The line from Matthew, “Which of you, if your son asks for bread, will give him a stone? Or if he asks for a fish, will give him a snake? If you, then, though you are evil, know how to give good gifts to your children, how much more will your Father in heaven give good gifts to those who ask him!” is one of my greatest stumbling blocks to being a Christian. My fear is that if Jesus sees all human beings as ‘evil’ in the sense that M. Scott Peck uses the word in People Of The Lie – that truly evil people are worse than psychopaths, that evil parents are those who work to destroy their children even while keeping up the facade of being respectable, caring parents, and that evil people, unlike normal psychotics and neurotics, cannot be cured because they are incapable of wanting to change – then we might as well give up hope now. If all adults were ‘evil’ in this sense, there would be no point in rescuing children from abusive parents, since their adoptive parents would be equally abusive.

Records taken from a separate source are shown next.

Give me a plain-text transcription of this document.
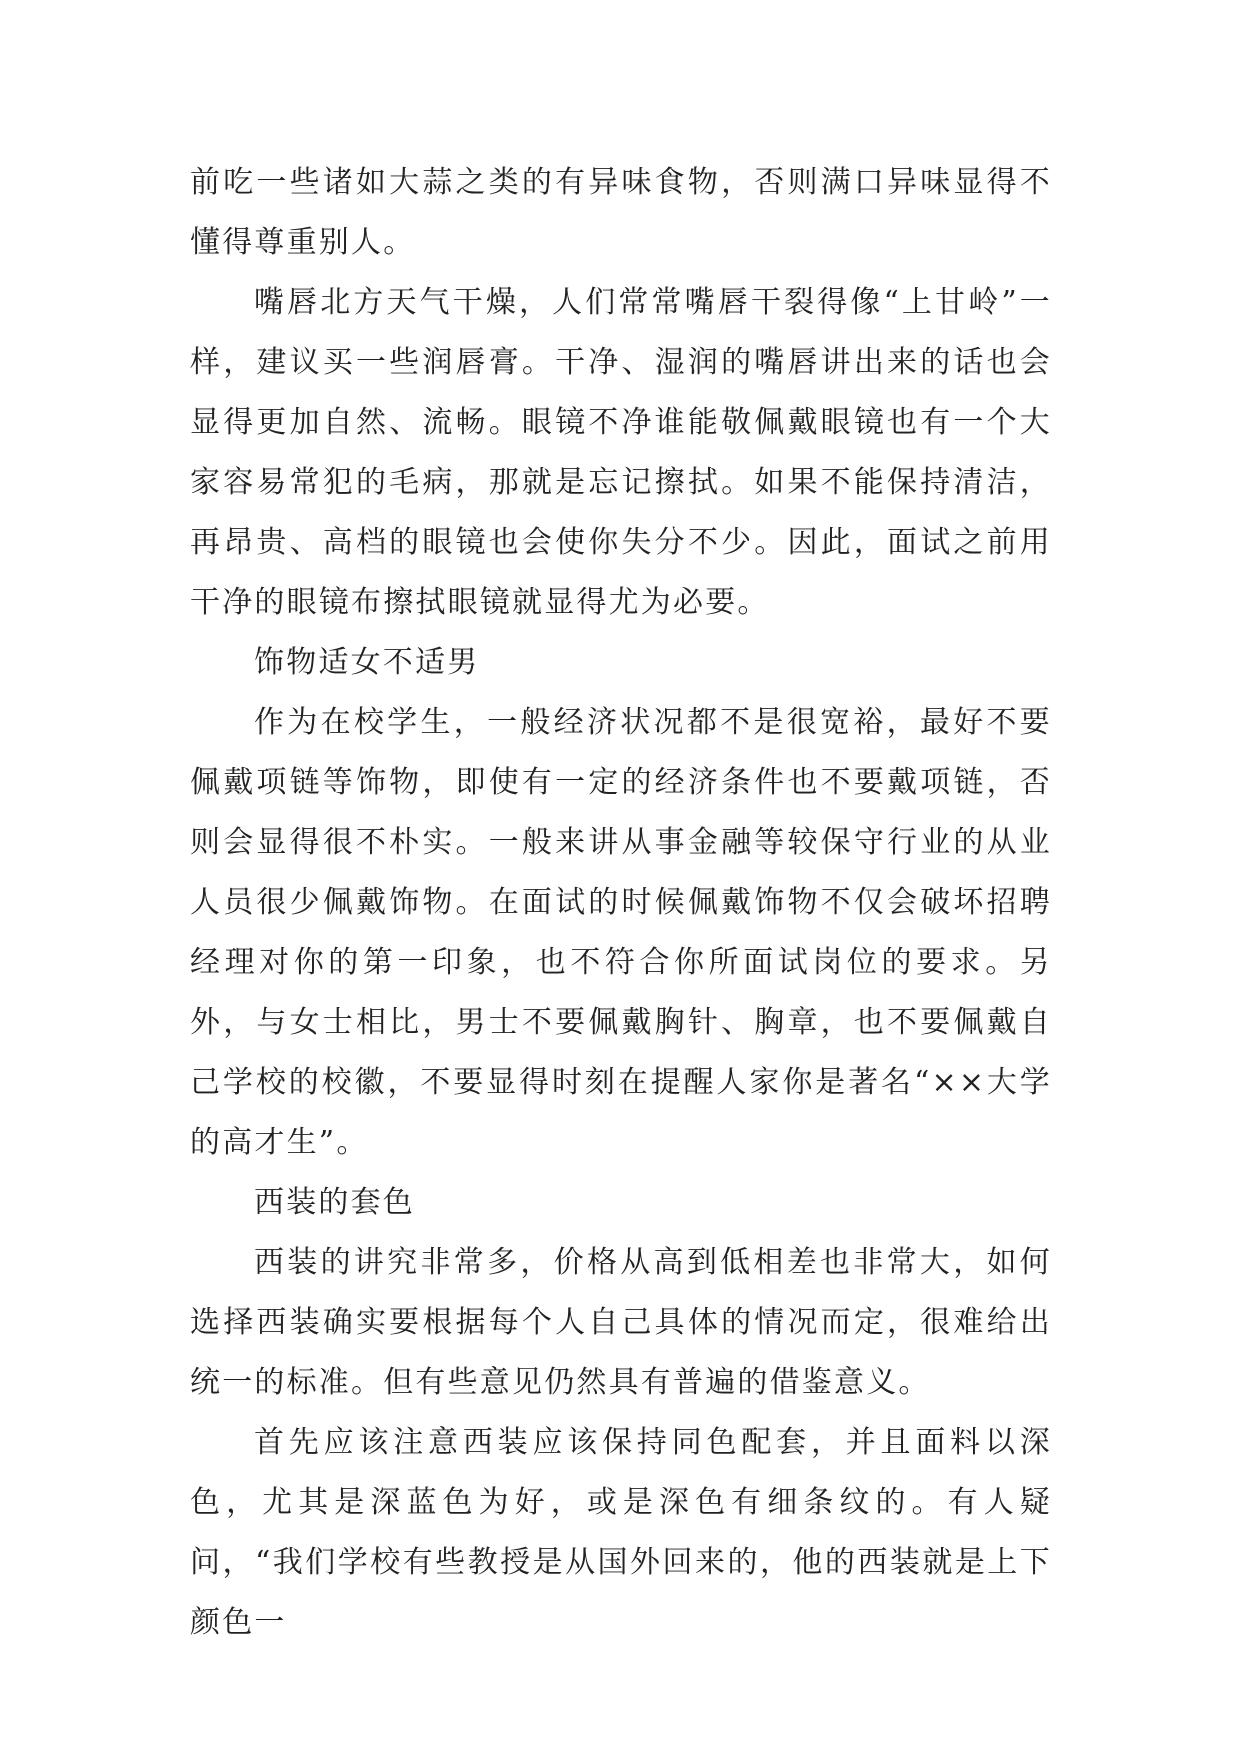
前吃一些诸如大蒜之类的有异味食物，否则满口异味显得不懂得尊重别人。

嘴唇北方天气干燥，人们常常嘴唇干裂得像“上甘岭”一样，建议买一些润唇膏。干净、湿润的嘴唇讲出来的话也会显得更加自然、流畅。眼镜不净谁能敬佩戴眼镜也有一个大家容易常犯的毛病，那就是忘记擦拭。如果不能保持清洁，再昂贵、高档的眼镜也会使你失分不少。因此，面试之前用干净的眼镜布擦拭眼镜就显得尤为必要。

饰物适女不适男

作为在校学生，一般经济状况都不是很宽裕，最好不要佩戴项链等饰物，即使有一定的经济条件也不要戴项链，否则会显得很不朴实。一般来讲从事金融等较保守行业的从业人员很少佩戴饰物。在面试的时候佩戴饰物不仅会破坏招聘经理对你的第一印象，也不符合你所面试岗位的要求。另外，与女士相比，男士不要佩戴胸针、胸章，也不要佩戴自己学校的校徽，不要显得时刻在提醒人家你是著名“××大学的高才生”。

西装的套色

西装的讲究非常多，价格从高到低相差也非常大，如何选择西装确实要根据每个人自己具体的情况而定，很难给出统一的标准。但有些意见仍然具有普遍的借鉴意义。

首先应该注意西装应该保持同色配套，并且面料以深色，尤其是深蓝色为好，或是深色有细条纹的。有人疑问，“我们学校有些教授是从国外回来的，他的西装就是上下颜色一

Worse, if children are also ‘evil’ from God’s point of view, then no cruel treatment of them would even count as abusive, since by definition it would be less severe than the punishment they deserve.

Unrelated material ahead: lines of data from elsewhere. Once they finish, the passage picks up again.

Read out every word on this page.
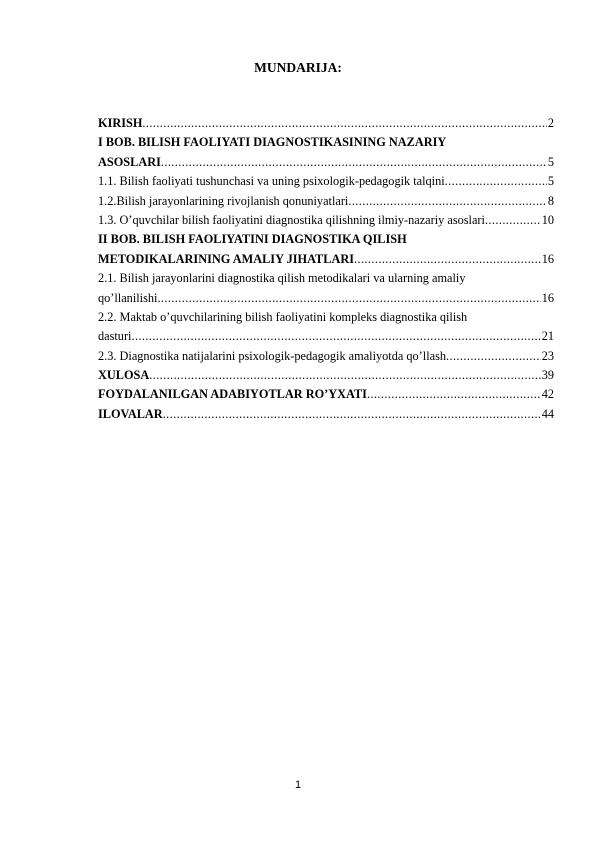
MUNDARIJA:
KIRISH .....	2
I BOB. BILISH FAOLIYATI DIAGNOSTIKASINING NAZARIY
ASOSLARI .....	5
1.1. Bilish faoliyati tushunchasi va uning psixologik-pedagogik talqini .....	5
1.2.Bilish jarayonlarining rivojlanish qonuniyatlari .....	8
1.3. O’quvchilar bilish faoliyatini diagnostika qilishning ilmiy-nazariy asoslari .....	10
II BOB. BILISH FAOLIYATINI DIAGNOSTIKA QILISH
METODIKALARINING AMALIY JIHATLARI .....	16
2.1. Bilish jarayonlarini diagnostika qilish metodikalari va ularning amaliy
qo’llanilishi .....	16
2.2. Maktab o’quvchilarining bilish faoliyatini kompleks diagnostika qilish
dasturi .....	21
2.3. Diagnostika natijalarini psixologik-pedagogik amaliyotda qo’llash .....	23
XULOSA .....	39
FOYDALANILGAN ADABIYOTLAR RO’YXATI .....	42
ILOVALAR .....	44
1
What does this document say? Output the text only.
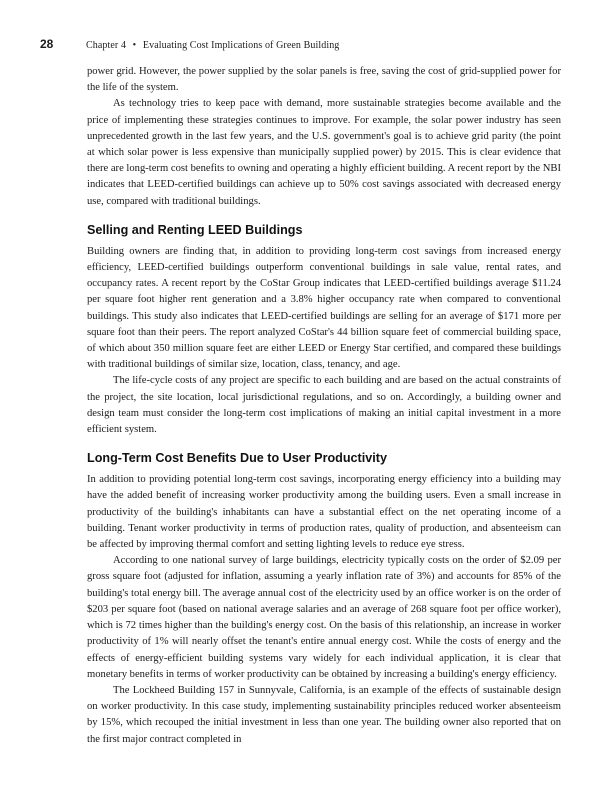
28	Chapter 4 • Evaluating Cost Implications of Green Building

power grid. However, the power supplied by the solar panels is free, saving the cost of grid-supplied power for the life of the system.

As technology tries to keep pace with demand, more sustainable strategies become available and the price of implementing these strategies continues to improve. For example, the solar power industry has seen unprecedented growth in the last few years, and the U.S. government's goal is to achieve grid parity (the point at which solar power is less expensive than municipally supplied power) by 2015. This is clear evidence that there are long-term cost benefits to owning and operating a highly efficient building. A recent report by the NBI indicates that LEED-certified buildings can achieve up to 50% cost savings associated with decreased energy use, compared with traditional buildings.

Selling and Renting LEED Buildings

Building owners are finding that, in addition to providing long-term cost savings from increased energy efficiency, LEED-certified buildings outperform conventional buildings in sale value, rental rates, and occupancy rates. A recent report by the CoStar Group indicates that LEED-certified buildings average $11.24 per square foot higher rent generation and a 3.8% higher occupancy rate when compared to conventional buildings. This study also indicates that LEED-certified buildings are selling for an average of $171 more per square foot than their peers. The report analyzed CoStar's 44 billion square feet of commercial building space, of which about 350 million square feet are either LEED or Energy Star certified, and compared these buildings with traditional buildings of similar size, location, class, tenancy, and age.

The life-cycle costs of any project are specific to each building and are based on the actual constraints of the project, the site location, local jurisdictional regulations, and so on. Accordingly, a building owner and design team must consider the long-term cost implications of making an initial capital investment in a more efficient system.

Long-Term Cost Benefits Due to User Productivity

In addition to providing potential long-term cost savings, incorporating energy efficiency into a building may have the added benefit of increasing worker productivity among the building users. Even a small increase in productivity of the building's inhabitants can have a substantial effect on the net operating income of a building. Tenant worker productivity in terms of production rates, quality of production, and absenteeism can be affected by improving thermal comfort and setting lighting levels to reduce eye stress.

According to one national survey of large buildings, electricity typically costs on the order of $2.09 per gross square foot (adjusted for inflation, assuming a yearly inflation rate of 3%) and accounts for 85% of the building's total energy bill. The average annual cost of the electricity used by an office worker is on the order of $203 per square foot (based on national average salaries and an average of 268 square foot per office worker), which is 72 times higher than the building's energy cost. On the basis of this relationship, an increase in worker productivity of 1% will nearly offset the tenant's entire annual energy cost. While the costs of energy and the effects of energy-efficient building systems vary widely for each individual application, it is clear that monetary benefits in terms of worker productivity can be obtained by increasing a building's energy efficiency.

The Lockheed Building 157 in Sunnyvale, California, is an example of the effects of sustainable design on worker productivity. In this case study, implementing sustainability principles reduced worker absenteeism by 15%, which recouped the initial investment in less than one year. The building owner also reported that on the first major contract completed in
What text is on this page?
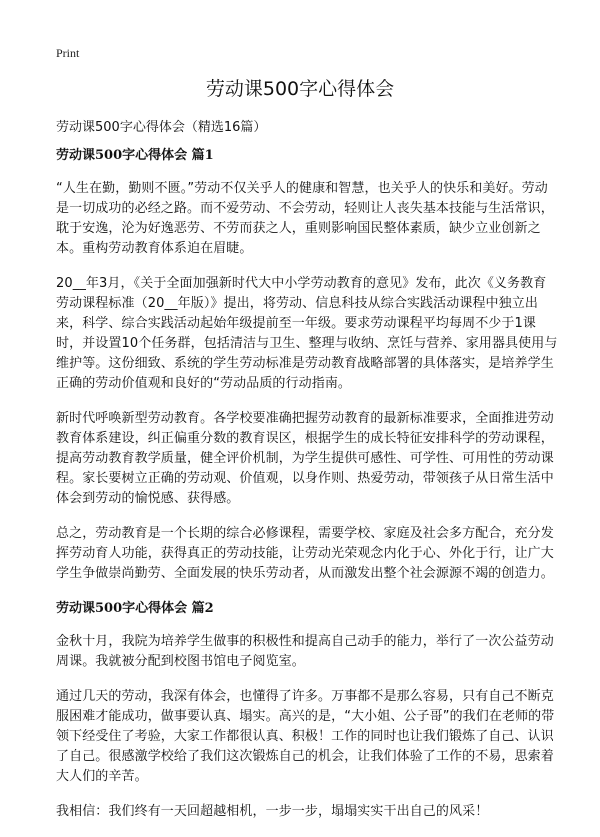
Print
劳动课500字心得体会

劳动课500字心得体会（精选16篇）

劳动课500字心得体会 篇1

“人生在勤，勤则不匮。”劳动不仅关乎人的健康和智慧，也关乎人的快乐和美好。劳动是一切成功的必经之路。而不爱劳动、不会劳动，轻则让人丧失基本技能与生活常识，耽于安逸，沦为好逸恶劳、不劳而获之人，重则影响国民整体素质，缺少立业创新之本。重构劳动教育体系迫在眉睫。

20__年3月，《关于全面加强新时代大中小学劳动教育的意见》发布，此次《义务教育劳动课程标准（20__年版）》提出，将劳动、信息科技从综合实践活动课程中独立出来，科学、综合实践活动起始年级提前至一年级。要求劳动课程平均每周不少于1课时，并设置10个任务群，包括清洁与卫生、整理与收纳、烹饪与营养、家用器具使用与维护等。这份细致、系统的学生劳动标准是劳动教育战略部署的具体落实，是培养学生正确的劳动价值观和良好的“劳动品质的行动指南。

新时代呼唤新型劳动教育。各学校要准确把握劳动教育的最新标准要求，全面推进劳动教育体系建设，纠正偏重分数的教育误区，根据学生的成长特征安排科学的劳动课程，提高劳动教育教学质量，健全评价机制，为学生提供可感性、可学性、可用性的劳动课程。家长要树立正确的劳动观、价值观，以身作则、热爱劳动，带领孩子从日常生活中体会到劳动的愉悦感、获得感。

总之，劳动教育是一个长期的综合必修课程，需要学校、家庭及社会多方配合，充分发挥劳动育人功能，获得真正的劳动技能，让劳动光荣观念内化于心、外化于行，让广大学生争做崇尚勤劳、全面发展的快乐劳动者，从而激发出整个社会源源不竭的创造力。

劳动课500字心得体会 篇2

金秋十月，我院为培养学生做事的积极性和提高自己动手的能力，举行了一次公益劳动周课。我就被分配到校图书馆电子阅览室。

通过几天的劳动，我深有体会，也懂得了许多。万事都不是那么容易，只有自己不断克服困难才能成功，做事要认真、塌实。高兴的是，“大小姐、公子哥”的我们在老师的带领下经受住了考验，大家工作都很认真、积极！工作的同时也让我们锻炼了自己、认识了自己。很感激学校给了我们这次锻炼自己的机会，让我们体验了工作的不易，思索着大人们的辛苦。

我相信：我们终有一天回超越相机，一步一步，塌塌实实干出自己的风采！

Being told that we can be ‘pure’ is not much consolation if we believe that we are truly evil, because in that case ‘purity’ can mean only one of two things: either being purely evil with no goodness at all (which some people would say is what all humans are anyway), or having our own (purely evil) personality completely removed, and replaced with a new personality which has nothing in common (in terms of emotions, interests etc) with anything that we were before. As a teenager, I believed that this was what would happen if I became a Christian – that I would cease to exist as a person and would become a body possessed by Jesus – and I was driven to despair that however many times I prayed to ‘give my life to Jesus’ I remained still myself. But then, if redemption is God’s aim, then annihilating our own personalities and letting Jesus possess our bodies instead would not achieve this – he might just as well annihilate us all and create a new Earth populated only by duplicates of Jesus.

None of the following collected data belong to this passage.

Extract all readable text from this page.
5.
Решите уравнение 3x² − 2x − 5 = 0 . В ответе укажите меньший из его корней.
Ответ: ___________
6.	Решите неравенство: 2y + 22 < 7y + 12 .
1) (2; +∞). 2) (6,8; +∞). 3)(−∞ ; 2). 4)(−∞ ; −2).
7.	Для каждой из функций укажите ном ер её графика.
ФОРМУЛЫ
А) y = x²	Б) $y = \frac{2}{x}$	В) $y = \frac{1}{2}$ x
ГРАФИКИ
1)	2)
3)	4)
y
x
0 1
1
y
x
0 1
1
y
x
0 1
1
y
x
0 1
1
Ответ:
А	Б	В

I think we have to conclude that if God loves us, he must see something in us that is lovable (and therefore non-evil). If this were not so, we might as well kill ourselves and go to hell now, and certainly shouldn’t take on the responsibility of having children (whether birth children or adopted).
thehopefilledfamily_7bhe6v says
Thanks so much for commenting. I’m so sorry you’ve had beliefs from childhood/teenagerhood to try and unwind – that’s tough.
Fiona says
I love that they say most trauma related behaviours are fear based.
The Lord knows that , that’s why “ perfect love casts out fear” . So as we live without fear “in Him” , so our children learn to live without fear with us .
Great article. I’ve used therapeutic strategies from the beginning and it works ! And as you say, God is the ultimate therapeutic parent !
thehopefilledfamily_7bhe6v says
YES! And one day fear will be eradicated for good, when we live with God in perfect peace forever. Drawing our kids towards Him gives them this ultimate hope – what a gift!